New York’s Code of Professional Responsibility specifies that a "lawyer serving as a public officer or employee shall not participate in a matter in which the lawyer participated personally and substantially while in private practice or non-governmental employment."

"In her capacity as Judiciary Counsel to Senator Kennedy, Johnson had an ironclad obligation to recuse herself from working on judicial confirmations for the 6th Circuit while her case was pending before that court," Mazzella said. "Instead, she chose to ignore that obligation and a host of other ethics rules by which she is bound.

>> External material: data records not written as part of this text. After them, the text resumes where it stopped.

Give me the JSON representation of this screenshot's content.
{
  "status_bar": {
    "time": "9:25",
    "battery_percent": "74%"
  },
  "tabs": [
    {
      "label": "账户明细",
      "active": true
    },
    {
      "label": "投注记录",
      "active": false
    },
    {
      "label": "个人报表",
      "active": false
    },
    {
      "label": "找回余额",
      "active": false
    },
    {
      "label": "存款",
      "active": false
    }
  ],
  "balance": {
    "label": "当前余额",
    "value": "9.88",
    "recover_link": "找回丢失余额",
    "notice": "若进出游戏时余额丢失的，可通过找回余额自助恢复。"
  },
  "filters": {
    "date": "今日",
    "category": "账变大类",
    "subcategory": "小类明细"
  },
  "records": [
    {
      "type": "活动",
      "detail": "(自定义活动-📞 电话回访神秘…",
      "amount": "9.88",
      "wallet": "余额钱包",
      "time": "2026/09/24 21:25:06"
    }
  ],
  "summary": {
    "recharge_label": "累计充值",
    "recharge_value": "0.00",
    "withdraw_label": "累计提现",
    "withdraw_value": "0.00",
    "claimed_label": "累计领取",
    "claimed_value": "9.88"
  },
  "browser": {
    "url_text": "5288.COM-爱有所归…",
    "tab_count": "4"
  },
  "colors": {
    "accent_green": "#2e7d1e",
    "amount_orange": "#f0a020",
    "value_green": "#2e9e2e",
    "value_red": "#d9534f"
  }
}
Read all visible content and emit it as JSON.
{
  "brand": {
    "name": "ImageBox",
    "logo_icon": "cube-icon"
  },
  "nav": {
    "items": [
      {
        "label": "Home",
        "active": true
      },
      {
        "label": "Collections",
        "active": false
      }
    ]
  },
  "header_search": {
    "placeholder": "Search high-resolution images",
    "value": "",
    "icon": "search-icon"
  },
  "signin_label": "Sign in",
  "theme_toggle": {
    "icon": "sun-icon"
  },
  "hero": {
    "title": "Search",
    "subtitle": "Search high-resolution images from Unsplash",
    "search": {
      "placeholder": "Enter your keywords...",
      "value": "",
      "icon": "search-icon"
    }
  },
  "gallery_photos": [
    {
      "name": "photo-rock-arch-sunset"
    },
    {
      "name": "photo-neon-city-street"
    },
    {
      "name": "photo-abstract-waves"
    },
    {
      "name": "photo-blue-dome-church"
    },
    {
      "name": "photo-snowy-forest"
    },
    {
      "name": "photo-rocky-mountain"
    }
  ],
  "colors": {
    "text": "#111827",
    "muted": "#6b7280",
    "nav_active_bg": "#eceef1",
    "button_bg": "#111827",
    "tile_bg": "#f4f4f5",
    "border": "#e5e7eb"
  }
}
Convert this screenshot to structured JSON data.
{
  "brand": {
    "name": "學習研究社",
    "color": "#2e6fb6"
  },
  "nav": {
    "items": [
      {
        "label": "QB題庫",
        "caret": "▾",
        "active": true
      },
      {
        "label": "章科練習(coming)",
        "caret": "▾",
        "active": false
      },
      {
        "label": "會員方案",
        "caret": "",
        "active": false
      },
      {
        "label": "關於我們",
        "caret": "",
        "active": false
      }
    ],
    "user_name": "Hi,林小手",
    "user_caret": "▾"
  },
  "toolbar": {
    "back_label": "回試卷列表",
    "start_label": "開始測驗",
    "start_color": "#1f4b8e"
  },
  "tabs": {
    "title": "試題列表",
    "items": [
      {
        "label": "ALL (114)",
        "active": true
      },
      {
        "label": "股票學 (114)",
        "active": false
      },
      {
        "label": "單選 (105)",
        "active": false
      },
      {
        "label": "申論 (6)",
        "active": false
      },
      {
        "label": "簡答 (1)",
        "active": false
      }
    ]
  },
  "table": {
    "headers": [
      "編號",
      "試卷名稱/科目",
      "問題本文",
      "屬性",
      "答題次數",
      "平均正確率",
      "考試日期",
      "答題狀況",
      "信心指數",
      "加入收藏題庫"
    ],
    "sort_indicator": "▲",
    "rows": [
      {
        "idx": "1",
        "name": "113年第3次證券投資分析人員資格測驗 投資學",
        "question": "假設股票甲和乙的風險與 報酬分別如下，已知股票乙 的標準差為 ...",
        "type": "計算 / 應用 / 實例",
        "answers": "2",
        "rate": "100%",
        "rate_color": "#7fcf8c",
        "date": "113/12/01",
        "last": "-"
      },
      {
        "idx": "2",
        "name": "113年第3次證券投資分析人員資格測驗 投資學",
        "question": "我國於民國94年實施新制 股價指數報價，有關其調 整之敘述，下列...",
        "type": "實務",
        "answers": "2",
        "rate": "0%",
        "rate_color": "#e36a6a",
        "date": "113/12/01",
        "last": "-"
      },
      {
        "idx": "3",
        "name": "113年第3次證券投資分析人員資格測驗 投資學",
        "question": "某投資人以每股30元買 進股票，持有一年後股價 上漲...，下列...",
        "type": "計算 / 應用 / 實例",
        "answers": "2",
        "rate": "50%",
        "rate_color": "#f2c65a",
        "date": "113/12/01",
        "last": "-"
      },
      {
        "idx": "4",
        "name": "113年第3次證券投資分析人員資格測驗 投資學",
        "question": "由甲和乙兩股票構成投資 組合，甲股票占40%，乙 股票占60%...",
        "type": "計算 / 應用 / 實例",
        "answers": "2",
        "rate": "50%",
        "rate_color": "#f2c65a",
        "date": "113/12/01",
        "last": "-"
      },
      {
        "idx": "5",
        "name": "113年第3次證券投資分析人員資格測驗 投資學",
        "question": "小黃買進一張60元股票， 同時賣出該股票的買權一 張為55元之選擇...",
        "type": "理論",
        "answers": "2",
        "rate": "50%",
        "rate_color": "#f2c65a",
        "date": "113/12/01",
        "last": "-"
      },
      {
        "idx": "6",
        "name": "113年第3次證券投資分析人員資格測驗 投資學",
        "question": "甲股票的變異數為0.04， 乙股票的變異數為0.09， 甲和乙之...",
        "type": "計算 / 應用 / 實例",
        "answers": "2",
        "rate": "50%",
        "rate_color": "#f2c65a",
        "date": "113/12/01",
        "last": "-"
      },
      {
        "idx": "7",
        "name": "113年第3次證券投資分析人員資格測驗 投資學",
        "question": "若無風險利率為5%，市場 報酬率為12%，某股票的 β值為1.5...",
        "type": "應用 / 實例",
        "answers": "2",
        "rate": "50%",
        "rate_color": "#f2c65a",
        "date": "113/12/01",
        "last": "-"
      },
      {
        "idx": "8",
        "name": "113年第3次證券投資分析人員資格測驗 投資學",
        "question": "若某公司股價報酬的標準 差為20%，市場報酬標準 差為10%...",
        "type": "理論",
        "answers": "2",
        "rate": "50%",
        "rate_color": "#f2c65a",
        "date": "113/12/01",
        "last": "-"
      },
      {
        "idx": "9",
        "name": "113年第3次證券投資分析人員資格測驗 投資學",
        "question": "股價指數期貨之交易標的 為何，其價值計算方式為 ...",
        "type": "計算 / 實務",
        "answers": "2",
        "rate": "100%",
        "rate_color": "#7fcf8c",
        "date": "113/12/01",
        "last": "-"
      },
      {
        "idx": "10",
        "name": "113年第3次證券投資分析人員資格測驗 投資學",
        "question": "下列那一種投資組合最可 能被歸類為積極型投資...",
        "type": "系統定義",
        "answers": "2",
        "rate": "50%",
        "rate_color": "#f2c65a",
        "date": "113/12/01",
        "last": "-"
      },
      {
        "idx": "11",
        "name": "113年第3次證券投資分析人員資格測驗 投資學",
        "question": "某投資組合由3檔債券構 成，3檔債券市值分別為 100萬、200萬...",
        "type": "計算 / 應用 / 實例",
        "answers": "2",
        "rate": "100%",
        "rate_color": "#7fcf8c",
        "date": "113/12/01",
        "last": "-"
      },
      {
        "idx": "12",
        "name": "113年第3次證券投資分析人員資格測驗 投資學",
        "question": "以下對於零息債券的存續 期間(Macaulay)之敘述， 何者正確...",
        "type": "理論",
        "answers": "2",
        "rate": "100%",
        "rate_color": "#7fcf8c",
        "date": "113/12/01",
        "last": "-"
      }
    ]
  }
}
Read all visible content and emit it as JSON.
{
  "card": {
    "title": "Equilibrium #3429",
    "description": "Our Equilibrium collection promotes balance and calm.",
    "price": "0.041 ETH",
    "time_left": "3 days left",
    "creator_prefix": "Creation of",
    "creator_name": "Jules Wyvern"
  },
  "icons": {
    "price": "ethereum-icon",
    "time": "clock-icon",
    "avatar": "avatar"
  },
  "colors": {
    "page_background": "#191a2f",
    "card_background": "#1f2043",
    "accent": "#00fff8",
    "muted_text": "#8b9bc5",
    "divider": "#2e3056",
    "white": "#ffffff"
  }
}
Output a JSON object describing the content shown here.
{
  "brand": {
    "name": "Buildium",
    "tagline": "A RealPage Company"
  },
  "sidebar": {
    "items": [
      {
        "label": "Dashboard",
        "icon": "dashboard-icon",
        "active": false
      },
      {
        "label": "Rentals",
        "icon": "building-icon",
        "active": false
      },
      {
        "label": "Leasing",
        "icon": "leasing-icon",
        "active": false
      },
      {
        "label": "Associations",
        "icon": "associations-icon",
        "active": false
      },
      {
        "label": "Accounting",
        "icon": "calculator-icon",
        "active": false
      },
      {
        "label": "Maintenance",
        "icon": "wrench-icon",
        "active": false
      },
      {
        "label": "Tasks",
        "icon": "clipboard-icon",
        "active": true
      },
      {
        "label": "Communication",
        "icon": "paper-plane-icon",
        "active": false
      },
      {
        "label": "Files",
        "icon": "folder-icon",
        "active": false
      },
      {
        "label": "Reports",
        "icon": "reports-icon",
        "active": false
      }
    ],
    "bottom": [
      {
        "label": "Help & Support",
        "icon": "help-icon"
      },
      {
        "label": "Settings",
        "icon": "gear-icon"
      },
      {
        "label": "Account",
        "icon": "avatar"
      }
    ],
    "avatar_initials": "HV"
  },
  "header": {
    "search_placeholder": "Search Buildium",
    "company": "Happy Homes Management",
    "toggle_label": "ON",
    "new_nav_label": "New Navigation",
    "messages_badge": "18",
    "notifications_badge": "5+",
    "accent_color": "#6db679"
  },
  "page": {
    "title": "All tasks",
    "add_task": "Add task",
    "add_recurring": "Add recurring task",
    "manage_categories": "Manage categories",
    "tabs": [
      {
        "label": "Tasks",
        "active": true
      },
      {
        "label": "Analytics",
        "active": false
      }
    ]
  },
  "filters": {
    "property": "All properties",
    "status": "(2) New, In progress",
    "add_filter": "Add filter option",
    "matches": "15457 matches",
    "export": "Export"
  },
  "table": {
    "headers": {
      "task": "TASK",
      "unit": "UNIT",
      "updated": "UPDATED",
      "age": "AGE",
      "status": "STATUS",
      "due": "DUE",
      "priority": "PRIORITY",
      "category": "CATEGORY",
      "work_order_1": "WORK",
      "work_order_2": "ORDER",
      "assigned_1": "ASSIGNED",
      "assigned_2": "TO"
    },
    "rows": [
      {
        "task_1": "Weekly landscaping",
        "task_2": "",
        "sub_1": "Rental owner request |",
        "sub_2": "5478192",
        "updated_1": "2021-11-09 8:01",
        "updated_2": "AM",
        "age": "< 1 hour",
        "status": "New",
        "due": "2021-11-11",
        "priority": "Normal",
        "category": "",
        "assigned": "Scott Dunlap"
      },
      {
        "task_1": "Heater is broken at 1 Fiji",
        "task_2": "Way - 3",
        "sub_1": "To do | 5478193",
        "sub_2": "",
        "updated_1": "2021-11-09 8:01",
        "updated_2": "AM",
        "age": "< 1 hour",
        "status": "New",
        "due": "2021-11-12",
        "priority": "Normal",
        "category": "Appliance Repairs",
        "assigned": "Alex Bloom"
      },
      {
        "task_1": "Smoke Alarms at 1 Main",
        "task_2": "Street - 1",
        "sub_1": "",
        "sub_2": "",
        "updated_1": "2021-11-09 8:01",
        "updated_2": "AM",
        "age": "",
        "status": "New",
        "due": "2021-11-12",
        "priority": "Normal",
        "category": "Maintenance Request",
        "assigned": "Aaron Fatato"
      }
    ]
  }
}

"She has shamed her profession, the organizations for which she’s worked, and the United States Senate," Mazzella added. "As the Disciplinary Committee contemplates an appropriate investigation, now the question becomes, what was Senator Kennedy’s role in ‘obstructing justice?’ The Senate Ethics Committee should immediately initiate an investigation to find out."

The Center for Individual Freedom (www.cfif.org) is a nonpartisan constitutional advocacy group that fights to protect individual freedom and individual rights in the legal, legislative, and educational arenas. Since 2001, the Center’s Confirmation Watch project has worked to expose and eliminate the corruption and manipulation that plague the judicial confirmation process.